In the course of his filmmaking career, Fassbinder’s involvement with the theater ended – definitely by 1974-75, when he foundered with the management of the TAT (Theater am Turm) in Frankfurt, which he had tried to develop into a base for parallel film production. He nevertheless succeeded where comparable movie talents, like Peter Stein and Luc Bondy, had failed, in finding the royal road to developing his artistic potential in film. The theater of Stein, Bondy, and Hans Neuenfels repeatedly cast envious glances toward the cinema, whose character as a total work of art these directors evoked on stage; yet only with Fassbinder did the theater open its eyes wide, because in his films it plays a vital role (as it does in those of Visconti).
With one other German-speaking artist, namely Peter Handke, whose often-professed love of the cinema he has frequently brought to the work of his spiritually congenial friend Wim Wenders, Fassbinder shared a talent that the stage directors Stein, Neuenfels, and Bondy did not have at their disposal: an innate narrative creativity. It is this that accounts for Fassbinder’s unique status, the concentrated density of his filmic oeuvre, and it is this – despite craftsmanly equivalents, for example in the work of Volker Schlöndorff or Reinhard Hauff – that fundamentally sets him apart. He is also set apart from the storytellers of the New German Cinema insofar as this teller of his own tale was able to handle his own material and subject matter in an aesthetically far-more-intimate and personal way, or, to paraphrase Kleist, he was able to recognize the cinematographic potential of his stories, “formulating his ideas while he was talking”; in short, he did not think of storytelling in film as adapting literature to the medium of vision and sound but was able to think in cinematographic terms from the start.

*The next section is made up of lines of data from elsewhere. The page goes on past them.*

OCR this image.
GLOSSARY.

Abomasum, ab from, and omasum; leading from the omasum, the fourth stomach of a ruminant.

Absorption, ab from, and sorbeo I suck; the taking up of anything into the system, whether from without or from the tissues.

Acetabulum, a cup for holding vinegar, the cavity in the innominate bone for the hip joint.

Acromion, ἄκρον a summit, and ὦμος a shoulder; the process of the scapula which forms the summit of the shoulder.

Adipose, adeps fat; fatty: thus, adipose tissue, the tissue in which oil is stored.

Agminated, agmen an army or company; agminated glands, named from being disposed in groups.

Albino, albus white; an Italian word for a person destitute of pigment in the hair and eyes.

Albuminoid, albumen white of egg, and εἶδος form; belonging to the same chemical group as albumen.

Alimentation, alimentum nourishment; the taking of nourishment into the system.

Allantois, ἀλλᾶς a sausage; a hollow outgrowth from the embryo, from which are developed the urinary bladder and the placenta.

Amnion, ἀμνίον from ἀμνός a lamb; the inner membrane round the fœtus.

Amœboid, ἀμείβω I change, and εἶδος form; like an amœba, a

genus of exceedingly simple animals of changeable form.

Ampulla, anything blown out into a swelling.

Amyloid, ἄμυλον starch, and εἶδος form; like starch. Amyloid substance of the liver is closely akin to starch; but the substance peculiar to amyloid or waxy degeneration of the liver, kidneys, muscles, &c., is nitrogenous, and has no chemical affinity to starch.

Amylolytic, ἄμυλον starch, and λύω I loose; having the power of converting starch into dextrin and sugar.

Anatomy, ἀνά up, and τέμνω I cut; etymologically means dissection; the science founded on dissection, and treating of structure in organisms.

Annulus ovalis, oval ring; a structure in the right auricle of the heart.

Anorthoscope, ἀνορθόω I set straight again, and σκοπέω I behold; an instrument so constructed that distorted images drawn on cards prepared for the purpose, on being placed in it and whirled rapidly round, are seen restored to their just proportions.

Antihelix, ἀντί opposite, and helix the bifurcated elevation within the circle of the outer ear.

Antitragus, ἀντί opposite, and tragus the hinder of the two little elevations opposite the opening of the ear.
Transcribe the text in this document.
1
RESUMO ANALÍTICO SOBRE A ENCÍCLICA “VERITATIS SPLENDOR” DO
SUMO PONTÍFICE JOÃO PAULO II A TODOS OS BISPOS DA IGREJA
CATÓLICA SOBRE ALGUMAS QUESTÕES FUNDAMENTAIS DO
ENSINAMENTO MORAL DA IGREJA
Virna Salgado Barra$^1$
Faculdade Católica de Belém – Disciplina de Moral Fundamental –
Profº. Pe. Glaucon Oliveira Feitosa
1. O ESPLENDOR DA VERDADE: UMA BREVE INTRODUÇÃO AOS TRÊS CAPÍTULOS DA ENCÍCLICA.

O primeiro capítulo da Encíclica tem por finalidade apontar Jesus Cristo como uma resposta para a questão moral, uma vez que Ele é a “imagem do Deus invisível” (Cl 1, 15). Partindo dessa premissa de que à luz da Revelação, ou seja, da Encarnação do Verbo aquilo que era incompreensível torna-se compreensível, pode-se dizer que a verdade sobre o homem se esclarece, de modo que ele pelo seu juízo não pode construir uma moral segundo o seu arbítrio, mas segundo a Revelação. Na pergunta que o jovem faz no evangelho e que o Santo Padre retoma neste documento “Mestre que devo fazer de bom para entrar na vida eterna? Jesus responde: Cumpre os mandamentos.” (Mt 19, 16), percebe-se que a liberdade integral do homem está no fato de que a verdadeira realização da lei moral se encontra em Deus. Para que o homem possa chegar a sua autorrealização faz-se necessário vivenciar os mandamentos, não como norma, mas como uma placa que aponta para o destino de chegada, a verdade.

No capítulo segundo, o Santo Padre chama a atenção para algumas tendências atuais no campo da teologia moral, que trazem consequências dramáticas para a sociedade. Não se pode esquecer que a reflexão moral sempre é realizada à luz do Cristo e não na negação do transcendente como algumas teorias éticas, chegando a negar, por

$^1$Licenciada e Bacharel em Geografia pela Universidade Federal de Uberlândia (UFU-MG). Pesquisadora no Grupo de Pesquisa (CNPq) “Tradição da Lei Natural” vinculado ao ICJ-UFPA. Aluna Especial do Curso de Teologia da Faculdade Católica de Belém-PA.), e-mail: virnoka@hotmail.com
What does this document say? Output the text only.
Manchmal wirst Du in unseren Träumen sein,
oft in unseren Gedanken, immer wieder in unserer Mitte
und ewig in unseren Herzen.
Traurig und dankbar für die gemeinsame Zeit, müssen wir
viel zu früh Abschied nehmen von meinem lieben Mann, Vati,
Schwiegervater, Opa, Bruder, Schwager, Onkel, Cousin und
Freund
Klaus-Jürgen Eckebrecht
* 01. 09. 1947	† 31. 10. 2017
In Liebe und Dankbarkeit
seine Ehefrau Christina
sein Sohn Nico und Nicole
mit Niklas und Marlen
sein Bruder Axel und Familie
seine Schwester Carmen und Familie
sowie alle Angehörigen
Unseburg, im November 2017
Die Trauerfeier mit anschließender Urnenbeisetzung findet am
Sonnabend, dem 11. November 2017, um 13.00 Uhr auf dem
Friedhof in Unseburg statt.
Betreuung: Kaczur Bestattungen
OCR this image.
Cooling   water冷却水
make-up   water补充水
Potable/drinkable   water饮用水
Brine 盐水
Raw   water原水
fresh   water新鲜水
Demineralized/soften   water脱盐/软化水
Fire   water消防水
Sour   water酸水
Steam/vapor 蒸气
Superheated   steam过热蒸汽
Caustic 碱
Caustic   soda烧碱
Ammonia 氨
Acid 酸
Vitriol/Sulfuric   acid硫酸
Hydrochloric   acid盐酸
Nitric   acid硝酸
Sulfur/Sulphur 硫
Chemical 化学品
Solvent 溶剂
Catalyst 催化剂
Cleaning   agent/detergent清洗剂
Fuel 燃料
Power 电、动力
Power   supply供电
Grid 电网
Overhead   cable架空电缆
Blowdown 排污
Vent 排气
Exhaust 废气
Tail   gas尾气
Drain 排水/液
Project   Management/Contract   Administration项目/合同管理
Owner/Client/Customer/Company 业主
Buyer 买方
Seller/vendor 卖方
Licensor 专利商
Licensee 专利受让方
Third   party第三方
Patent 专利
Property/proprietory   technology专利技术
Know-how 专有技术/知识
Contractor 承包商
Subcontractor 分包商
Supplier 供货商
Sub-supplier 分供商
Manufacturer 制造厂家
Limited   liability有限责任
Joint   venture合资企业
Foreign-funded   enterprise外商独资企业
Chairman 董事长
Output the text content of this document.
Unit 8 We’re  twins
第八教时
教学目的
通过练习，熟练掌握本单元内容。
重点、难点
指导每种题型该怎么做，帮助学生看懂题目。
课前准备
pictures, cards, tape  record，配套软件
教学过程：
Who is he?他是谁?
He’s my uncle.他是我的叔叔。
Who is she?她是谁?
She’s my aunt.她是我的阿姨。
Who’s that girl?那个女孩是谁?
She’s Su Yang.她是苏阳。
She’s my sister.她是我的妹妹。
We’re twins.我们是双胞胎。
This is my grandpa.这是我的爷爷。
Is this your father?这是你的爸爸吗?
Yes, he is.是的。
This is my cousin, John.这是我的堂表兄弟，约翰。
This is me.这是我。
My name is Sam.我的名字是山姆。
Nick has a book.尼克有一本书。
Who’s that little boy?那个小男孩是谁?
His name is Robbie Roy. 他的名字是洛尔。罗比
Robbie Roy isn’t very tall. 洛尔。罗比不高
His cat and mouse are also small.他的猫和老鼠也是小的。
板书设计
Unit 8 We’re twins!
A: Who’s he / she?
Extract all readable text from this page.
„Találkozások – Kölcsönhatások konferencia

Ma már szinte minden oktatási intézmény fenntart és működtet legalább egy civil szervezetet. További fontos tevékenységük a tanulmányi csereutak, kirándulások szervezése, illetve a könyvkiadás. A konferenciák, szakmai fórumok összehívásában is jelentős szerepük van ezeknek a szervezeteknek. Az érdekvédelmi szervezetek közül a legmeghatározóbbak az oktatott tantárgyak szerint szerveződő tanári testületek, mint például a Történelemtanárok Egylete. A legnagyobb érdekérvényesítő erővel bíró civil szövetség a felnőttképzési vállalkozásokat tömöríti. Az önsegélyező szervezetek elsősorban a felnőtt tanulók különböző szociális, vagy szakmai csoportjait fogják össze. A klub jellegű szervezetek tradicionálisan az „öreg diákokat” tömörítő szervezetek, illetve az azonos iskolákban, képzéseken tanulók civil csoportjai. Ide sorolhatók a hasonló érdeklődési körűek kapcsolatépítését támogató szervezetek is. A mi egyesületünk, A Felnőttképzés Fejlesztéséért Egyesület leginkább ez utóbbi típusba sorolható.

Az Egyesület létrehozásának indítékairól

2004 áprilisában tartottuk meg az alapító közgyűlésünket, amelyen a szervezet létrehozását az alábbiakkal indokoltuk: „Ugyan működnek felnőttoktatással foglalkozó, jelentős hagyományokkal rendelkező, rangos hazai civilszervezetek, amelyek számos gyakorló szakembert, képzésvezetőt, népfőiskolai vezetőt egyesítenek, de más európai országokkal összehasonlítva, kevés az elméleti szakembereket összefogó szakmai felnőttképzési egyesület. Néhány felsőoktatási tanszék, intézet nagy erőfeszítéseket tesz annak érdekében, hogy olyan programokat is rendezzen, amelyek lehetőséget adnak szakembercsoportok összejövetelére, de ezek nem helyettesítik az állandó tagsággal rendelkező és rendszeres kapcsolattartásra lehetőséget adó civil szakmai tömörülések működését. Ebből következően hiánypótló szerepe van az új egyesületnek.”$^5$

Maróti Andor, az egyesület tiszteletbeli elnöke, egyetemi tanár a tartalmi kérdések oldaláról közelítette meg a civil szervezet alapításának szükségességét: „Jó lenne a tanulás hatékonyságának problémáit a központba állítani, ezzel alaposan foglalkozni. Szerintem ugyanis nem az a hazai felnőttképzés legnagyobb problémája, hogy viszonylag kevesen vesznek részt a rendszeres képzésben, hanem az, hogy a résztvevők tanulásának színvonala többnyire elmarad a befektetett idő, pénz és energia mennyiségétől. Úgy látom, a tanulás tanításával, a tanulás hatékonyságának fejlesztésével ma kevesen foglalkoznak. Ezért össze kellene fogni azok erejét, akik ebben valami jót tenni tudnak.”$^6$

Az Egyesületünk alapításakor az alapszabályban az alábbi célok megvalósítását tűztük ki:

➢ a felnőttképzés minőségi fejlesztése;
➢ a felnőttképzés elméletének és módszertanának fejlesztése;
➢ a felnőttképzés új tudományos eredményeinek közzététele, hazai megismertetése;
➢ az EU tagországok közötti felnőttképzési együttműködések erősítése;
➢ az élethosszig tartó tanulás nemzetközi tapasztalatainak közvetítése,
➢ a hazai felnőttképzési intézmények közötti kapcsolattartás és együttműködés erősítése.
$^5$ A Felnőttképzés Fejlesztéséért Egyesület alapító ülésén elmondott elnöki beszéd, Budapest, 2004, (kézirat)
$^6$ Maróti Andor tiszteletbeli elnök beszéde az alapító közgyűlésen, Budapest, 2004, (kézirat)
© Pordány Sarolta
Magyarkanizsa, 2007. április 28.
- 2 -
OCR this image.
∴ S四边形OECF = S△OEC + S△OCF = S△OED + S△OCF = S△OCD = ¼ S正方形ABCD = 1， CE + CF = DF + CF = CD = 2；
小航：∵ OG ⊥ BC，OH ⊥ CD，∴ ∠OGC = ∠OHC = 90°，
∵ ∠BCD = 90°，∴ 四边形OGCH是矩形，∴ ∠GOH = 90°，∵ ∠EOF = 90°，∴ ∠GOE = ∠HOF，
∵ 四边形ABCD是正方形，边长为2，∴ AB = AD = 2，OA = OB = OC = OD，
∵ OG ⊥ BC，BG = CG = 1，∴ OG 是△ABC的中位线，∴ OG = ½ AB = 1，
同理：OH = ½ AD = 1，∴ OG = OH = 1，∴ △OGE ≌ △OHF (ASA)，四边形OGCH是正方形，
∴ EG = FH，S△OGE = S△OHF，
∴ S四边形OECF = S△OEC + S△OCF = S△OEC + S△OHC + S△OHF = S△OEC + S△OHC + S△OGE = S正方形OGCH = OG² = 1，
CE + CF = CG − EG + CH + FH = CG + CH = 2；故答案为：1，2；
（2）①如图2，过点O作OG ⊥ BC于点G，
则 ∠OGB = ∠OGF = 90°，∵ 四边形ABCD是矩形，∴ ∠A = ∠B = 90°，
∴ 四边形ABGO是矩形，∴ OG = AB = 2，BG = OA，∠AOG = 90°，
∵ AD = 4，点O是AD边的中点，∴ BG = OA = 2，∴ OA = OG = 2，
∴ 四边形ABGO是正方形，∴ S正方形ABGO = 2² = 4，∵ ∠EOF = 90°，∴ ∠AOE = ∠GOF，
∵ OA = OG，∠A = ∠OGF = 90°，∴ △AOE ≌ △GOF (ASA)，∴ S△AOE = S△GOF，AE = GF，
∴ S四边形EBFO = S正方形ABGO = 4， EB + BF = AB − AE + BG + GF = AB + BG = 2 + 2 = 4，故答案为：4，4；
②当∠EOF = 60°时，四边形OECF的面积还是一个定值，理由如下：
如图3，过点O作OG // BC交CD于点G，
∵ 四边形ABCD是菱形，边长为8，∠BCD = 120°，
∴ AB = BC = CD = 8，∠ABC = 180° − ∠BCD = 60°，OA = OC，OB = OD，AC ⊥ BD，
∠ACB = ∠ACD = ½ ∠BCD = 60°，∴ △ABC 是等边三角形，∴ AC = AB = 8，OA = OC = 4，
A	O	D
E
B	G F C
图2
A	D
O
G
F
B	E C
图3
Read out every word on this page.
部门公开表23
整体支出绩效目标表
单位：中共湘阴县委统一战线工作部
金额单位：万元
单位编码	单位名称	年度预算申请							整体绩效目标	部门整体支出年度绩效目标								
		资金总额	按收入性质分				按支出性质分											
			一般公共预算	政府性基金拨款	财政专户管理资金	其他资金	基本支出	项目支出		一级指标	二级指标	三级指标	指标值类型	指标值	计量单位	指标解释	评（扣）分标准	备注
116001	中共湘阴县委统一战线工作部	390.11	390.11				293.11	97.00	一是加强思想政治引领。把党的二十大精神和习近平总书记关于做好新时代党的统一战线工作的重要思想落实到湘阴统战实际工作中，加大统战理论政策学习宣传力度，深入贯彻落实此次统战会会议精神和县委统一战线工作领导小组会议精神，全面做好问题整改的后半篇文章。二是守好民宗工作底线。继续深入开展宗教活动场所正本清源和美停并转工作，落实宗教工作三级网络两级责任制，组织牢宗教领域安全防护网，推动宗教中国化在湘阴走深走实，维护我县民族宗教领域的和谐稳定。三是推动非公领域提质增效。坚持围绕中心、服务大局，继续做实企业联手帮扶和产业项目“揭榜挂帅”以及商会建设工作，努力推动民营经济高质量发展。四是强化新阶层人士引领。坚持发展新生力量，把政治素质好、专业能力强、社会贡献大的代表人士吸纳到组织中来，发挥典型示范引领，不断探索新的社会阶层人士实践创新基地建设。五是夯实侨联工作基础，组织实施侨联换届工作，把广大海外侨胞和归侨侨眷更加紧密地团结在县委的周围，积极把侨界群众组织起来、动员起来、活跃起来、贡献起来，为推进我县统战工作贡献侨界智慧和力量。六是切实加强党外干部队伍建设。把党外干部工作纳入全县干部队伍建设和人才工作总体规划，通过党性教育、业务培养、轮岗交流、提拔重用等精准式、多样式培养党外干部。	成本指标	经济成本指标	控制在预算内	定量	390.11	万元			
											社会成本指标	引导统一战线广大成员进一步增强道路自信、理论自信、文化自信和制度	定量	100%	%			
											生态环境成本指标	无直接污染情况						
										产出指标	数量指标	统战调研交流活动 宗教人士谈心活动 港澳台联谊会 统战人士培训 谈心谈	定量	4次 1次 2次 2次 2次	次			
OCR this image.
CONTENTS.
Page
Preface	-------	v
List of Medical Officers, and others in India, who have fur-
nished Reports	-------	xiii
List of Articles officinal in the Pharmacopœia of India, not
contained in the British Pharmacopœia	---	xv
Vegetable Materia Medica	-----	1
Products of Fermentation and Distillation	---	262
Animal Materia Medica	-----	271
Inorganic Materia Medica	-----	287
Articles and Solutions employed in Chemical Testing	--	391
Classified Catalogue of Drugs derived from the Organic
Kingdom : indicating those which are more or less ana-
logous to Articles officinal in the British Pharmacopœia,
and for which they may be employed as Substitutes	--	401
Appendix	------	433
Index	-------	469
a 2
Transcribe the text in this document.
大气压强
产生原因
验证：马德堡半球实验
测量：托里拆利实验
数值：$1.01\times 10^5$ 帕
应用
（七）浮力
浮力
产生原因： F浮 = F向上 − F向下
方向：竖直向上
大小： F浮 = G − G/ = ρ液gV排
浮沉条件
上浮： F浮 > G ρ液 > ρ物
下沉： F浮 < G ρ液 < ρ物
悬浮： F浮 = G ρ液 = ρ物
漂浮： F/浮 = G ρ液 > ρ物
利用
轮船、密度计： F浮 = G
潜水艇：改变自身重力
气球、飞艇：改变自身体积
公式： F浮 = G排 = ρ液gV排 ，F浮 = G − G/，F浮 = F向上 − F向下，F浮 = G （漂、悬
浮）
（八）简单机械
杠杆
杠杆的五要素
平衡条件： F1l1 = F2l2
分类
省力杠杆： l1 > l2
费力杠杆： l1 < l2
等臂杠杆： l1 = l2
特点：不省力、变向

This genuine filmic creativity comprehends the “straightaway” of Raoul Walsh and Michael Curtiz in the same sovereign manner as the lighting direction of Josef von Sternberg, the color dramaturgy of Douglas Sirk, and Joseph L. Mankiewicz’s complex narrative strategies (as a creative counterpart, for instance, of the Döblinesque montage technique in BERLIN ALEXANDERPLATZ). This, in particular, made possible Fassbinder adaptations of literary sources (as with EFFI BRIEST, THE STATIONMASTER’S WIFE, QUERELLE), where – each in its own way – no residue of the adaptation process remains to disturb or irritate.
Nevertheless, the theater from which he grew and eventually escaped shaped the director’s style, determined the stringency of his storytelling and the visual concentration of his work. The stage as the scene of action, as the conceptual abstraction of a lived life, returns even in apparently naturalistic movies, such as THE MERCHANT OF FOUR SEASONS, ALI: FEAR EATS THE SOUL, FEAR OF FEAR, or I ONLY WANT YOU TO LOVE ME, through a nonnaturalistic mode of speech. He signals distance, irritation with realistic events, which are – to a greater extent than stage scenery would permit – charged with additional narrative value through a metaphoric use of camera angles. This is why one finds more than one sees and hears in Fassbinder’s “realistic works”; and this is what distinguishes his films from the numerous “realistic” movies about the workers’ world, by which a part of the New German Cinema turned its attention, polemically and functionally, to the everyday lives of the working-class petit bourgeoisie.